Onda evolutiva de la tormenta

Onda evolutiva de la tormenta:

La onda de la tormenta, al ser la séptima onda, evolutivamente se va a situar en la séptima fila, donde está la MANO.Cuando comparamos el propósito de esta onda, tormenta 1, que está en la cuadrícula 79 en el Tzolkin tipo, con el kin que aparece en esa misma posición (cuadrícula 79) en el Tzolkin de las ondas, encontramos en ese lugar el ESPEJO 4 de la onda del águila.
Esto significa que la transformación es evolutiva cuando se hace desde la ley del amor o in lak’ech. Cuando miras la realidad, cualquier cosa que te suceda desde los ojos del amor, produce un momento evolutivo.
El propósito de la tormenta 1 es evolutivo asociado a la ley del amor del espejo actuando desde la visión del águila. Claro, la visión amorosa del águila es incompatible con una mirada desde el miedo, desde el juicio o desde el beneficio propio como forma de huir del miedo. De modo que hay una forma de mirar en el propósito de la tormenta que es evolutiva.

A su vez, el kin tormenta 1 se va a posicionar sobre el kin 7 para dar inicio en el Tzolkin de las ondas a la horizontal 7, que contiene a la tormenta como onda.
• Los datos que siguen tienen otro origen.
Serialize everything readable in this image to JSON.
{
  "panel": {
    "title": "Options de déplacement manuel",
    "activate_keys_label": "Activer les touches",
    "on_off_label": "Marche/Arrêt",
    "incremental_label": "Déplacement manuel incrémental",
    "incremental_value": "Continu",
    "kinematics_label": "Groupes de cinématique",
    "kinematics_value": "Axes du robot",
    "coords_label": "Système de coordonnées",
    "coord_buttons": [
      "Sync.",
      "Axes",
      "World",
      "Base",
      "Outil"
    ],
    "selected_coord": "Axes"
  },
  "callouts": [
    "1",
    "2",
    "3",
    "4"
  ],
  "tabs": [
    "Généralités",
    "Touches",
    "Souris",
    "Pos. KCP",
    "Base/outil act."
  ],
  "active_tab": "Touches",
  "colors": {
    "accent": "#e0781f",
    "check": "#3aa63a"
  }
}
Esto nos va a dar el otro valor evolutivo de las grandes transformaciones que expresa la tormenta, y es lo que representa la MANO 7, que es la forma en que es canalizado, tono 7, el propósito de la onda que es el dragón, o sea la solidaridad.
Lo que hace evolutiva la capacidad de producir grandes transformaciones es ser mirada con los ojos de la ley del amor, o sea del “tú eres otro yo”, y canalizar la solidaridad expresada por el dragón, que es ni más ni menos “luz cumpliendo una misión”.
Cuando actúas solidariamente para que la luz pueda cumplir su misión, produces instantáneamente transformaciones evolutivas, por lo que estás en la tormenta.

La mano 7 nos permite encontrar aún un acceso evolutivo. Sabemos que la mano es el venado azul, que también colabora activamente con la ley del amor a través del reconocimiento de las faltas contra el amor, ya que solo pueden caminar por la sierra madre –gracias caminantes de la sierra madre, gracias humildes maestros del venado azul, gracias, perdón y bendiciones- aquellos que han reconocido su abuso sobre el otro, o sea su falta de amor en hechos concretos y no como un bla bla bla más. Ese reconocimiento es iluminativo. Gracias pacíficos maestros de lo sagrado.
En la onda de la tormenta encontramos esas dos grandes ayudas para reconocer qué es evolutivo.

EVOLUTIVOS DEL MONO 13:
En el nivel transcendente, la onda nos va a llevar hasta el mono, el nuevo nacimiento, ya que la tormenta termina en el mono 13, que es justo una de esas filas que hemos encontrado como resonantes, es decir, capaces de producir un nuevo nacimiento.
La resonancia es una repetición del sonido, que se hace como sinónimo de la vida; es una renovación de la vida y de eso es de lo que habla el nuevo nacimiento.

Los evolutivos del mono 13 son la MANO 13, donde vemos que la actitud presente en la mano y su traducción en los contenidos del venado azul van a ser transcendentes, y el ÁGUILA 5, justamente la visión que antes aparecía asociada al espejo.
El águila 5 da fuerza al mono 1 en la columna resonante.

De esta manera encontramos que tanto el propósito como la transcendencia de esta onda están asociadas al nuevo nacimiento, cuando se les deja participar a los contenidos del venado azul, o sea de la mano, y a la visión amorosa del águila y del espejo.